En el desierto la tierra se abrió para tragarse a Coré, Datán y Abirón con todas sus familias y sus seguidores (Núm 16,1-35). Sin embargo, el desierto no era el asentamiento definitivo, era más bien una etapa intermedia, aunque prolongada, hasta llegar a Palestina, el lugar que Dios tenía preparado para que descansara allí finalmente su pueblo (Éx 23,20). 

Estos antecedentes del antiguo pacto eran sombra de los bienes futuros, los del pacto nuevo sellado en Jesucristo (cf Heb 10,1). Y realmente el Apocalipsis vuelve a releer aquellas páginas dentro de una perspectiva cristológico-eclesial. También la mujer, figura del nuevo pueblo de Dios, experimenta de forma tangible el socorro divino.

 En el desierto hay un lugar de refugio preparado para ella (Ap 12,6a.14b) y puede llegar hasta allí volando, ya que se le han dado las dos alas del águila grande (v. 14a; cf Ap 8,13 y Ex 19,4, Dt 32,11).

 En el desierto, lejos de la serpiente, la mujer encuentra su sustento (Ap 12,6.14), que podría aludir al pan de la eucaristía, nuevo maná (cf Jn 6,48-58). Si Coré, Datán y Abirón desaparecieron tragados por las fauces del desierto, ahora la tierra abre un abismo para poder absorber el río que ha vomitado el dragón contra la mujer (Ap 12,16).

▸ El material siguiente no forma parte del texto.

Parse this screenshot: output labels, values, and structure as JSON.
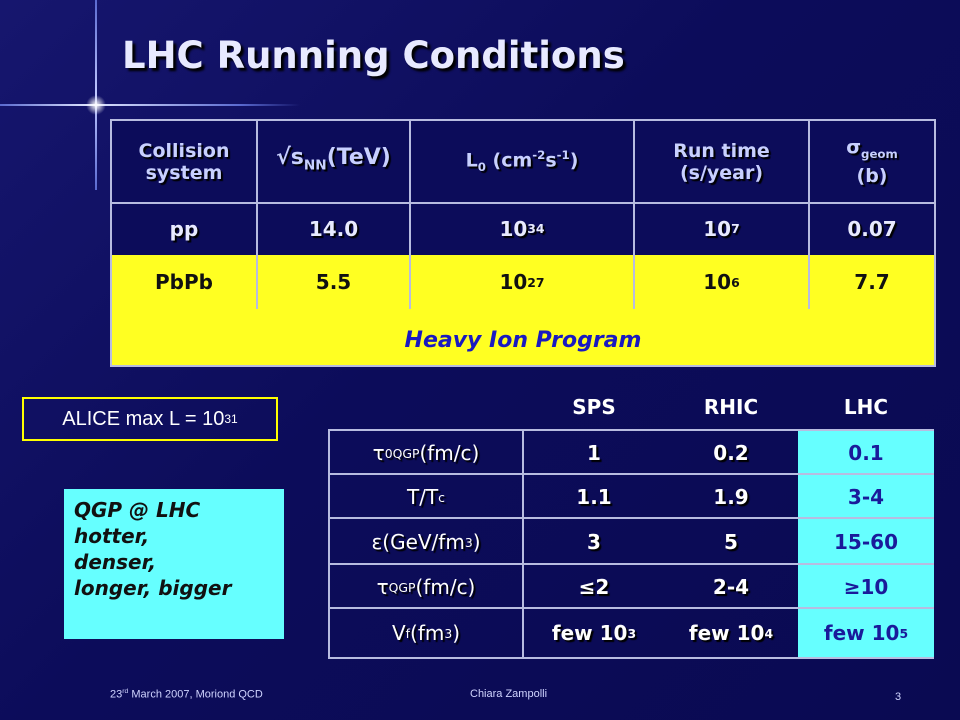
{
  "slide": {
    "title": "LHC Running Conditions",
    "page_number": "3"
  },
  "main_table": {
    "headers": {
      "collision": "Collision system",
      "sqrt": "√s",
      "sqrt_sub": "NN",
      "sqrt_tail": "(TeV)",
      "lum": "L",
      "lum_sub": "0",
      "lum_mid1": " (cm",
      "lum_sup1": "-2",
      "lum_mid2": "s",
      "lum_sup2": "-1",
      "lum_tail": ")",
      "runtime": "Run time (s/year)",
      "sigma": "σ",
      "sigma_sub": "geom",
      "sigma_tail": "(b)"
    },
    "pp": {
      "system": "pp",
      "sqrt": "14.0",
      "lum_base": "10",
      "lum_exp": "34",
      "run_base": "10",
      "run_exp": "7",
      "sigma": "0.07"
    },
    "pbpb": {
      "system": "PbPb",
      "sqrt": "5.5",
      "lum_base": "10",
      "lum_exp": "27",
      "run_base": "10",
      "run_exp": "6",
      "sigma": "7.7"
    },
    "program_label": "Heavy Ion Program"
  },
  "alice_box": {
    "text": "ALICE max L = 10",
    "exp": "31"
  },
  "qgp_box": {
    "lines": [
      "QGP @ LHC",
      "hotter,",
      "denser,",
      "longer, bigger"
    ]
  },
  "compare_table": {
    "columns": [
      "SPS",
      "RHIC",
      "LHC"
    ],
    "rows": [
      {
        "label_a": "τ",
        "label_sup": "0",
        "label_sub": "QGP",
        "label_b": " (fm/c)",
        "values": [
          "1",
          "0.2",
          "0.1"
        ]
      },
      {
        "label_a": "T/T",
        "label_sub": "c",
        "values": [
          "1.1",
          "1.9",
          "3-4"
        ]
      },
      {
        "label_a": "ε",
        "label_b": " (GeV/fm",
        "label_sup": "3",
        "label_c": ")",
        "values": [
          "3",
          "5",
          "15-60"
        ]
      },
      {
        "label_a": "τ",
        "label_sub": "QGP",
        "label_b": " (fm/c)",
        "values": [
          "≤2",
          "2-4",
          "≥10"
        ]
      },
      {
        "label_a": "V",
        "label_sub": "f",
        "label_b": "(fm",
        "label_sup": "3",
        "label_c": ")",
        "values_base": [
          "few 10",
          "few 10",
          "few 10"
        ],
        "values_exp": [
          "3",
          "4",
          "5"
        ]
      }
    ]
  },
  "footer": {
    "date_pre": "23",
    "date_sup": "rd",
    "date_post": " March 2007, Moriond QCD",
    "author": "Chiara Zampolli"
  },
  "colors": {
    "background": "#0c0c5a",
    "highlight_yellow": "#ffff22",
    "highlight_cyan": "#66ffff",
    "program_text": "#1a1ac0"
  }
}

b) Una meta ultrahistórica: la nueva Jerusalén
Pero también para la mujer, a semejanza de lo que había ocurrido con Israel, hay una última cita que está más allá del desierto. Se le ha señalado una meta ultraterrena. Efectivamente, su vocación es la de convertirse en la "mujer-esposa del Cordero" (Ap 21,9), en la nueva Jerusalén (21,2), en donde ya "no habrá más muerte, ni luto, ni clamor, ni pena, porque el primer mundo ha desaparecido" (Ap 21,4). 
El cambio de suerte que han realizado Dios y el Cordero se manifiesta ahora en toda su perfección. No es ya en el desierto, sino en "un monte grande y excelso" (Ap 21,10), donde aparecerá la nueva Jerusalén. 
Ni serán ya tampoco ahora el sol y la luna las fuentes de su esplendor ya que "la gloria de Dios la ilumina y su lámpara es el Cordero" (Ap 21,23; cf Is 60,1-2.19-20). En una palabra, ¡se acabaron los días de luto! (cf Is 60,20).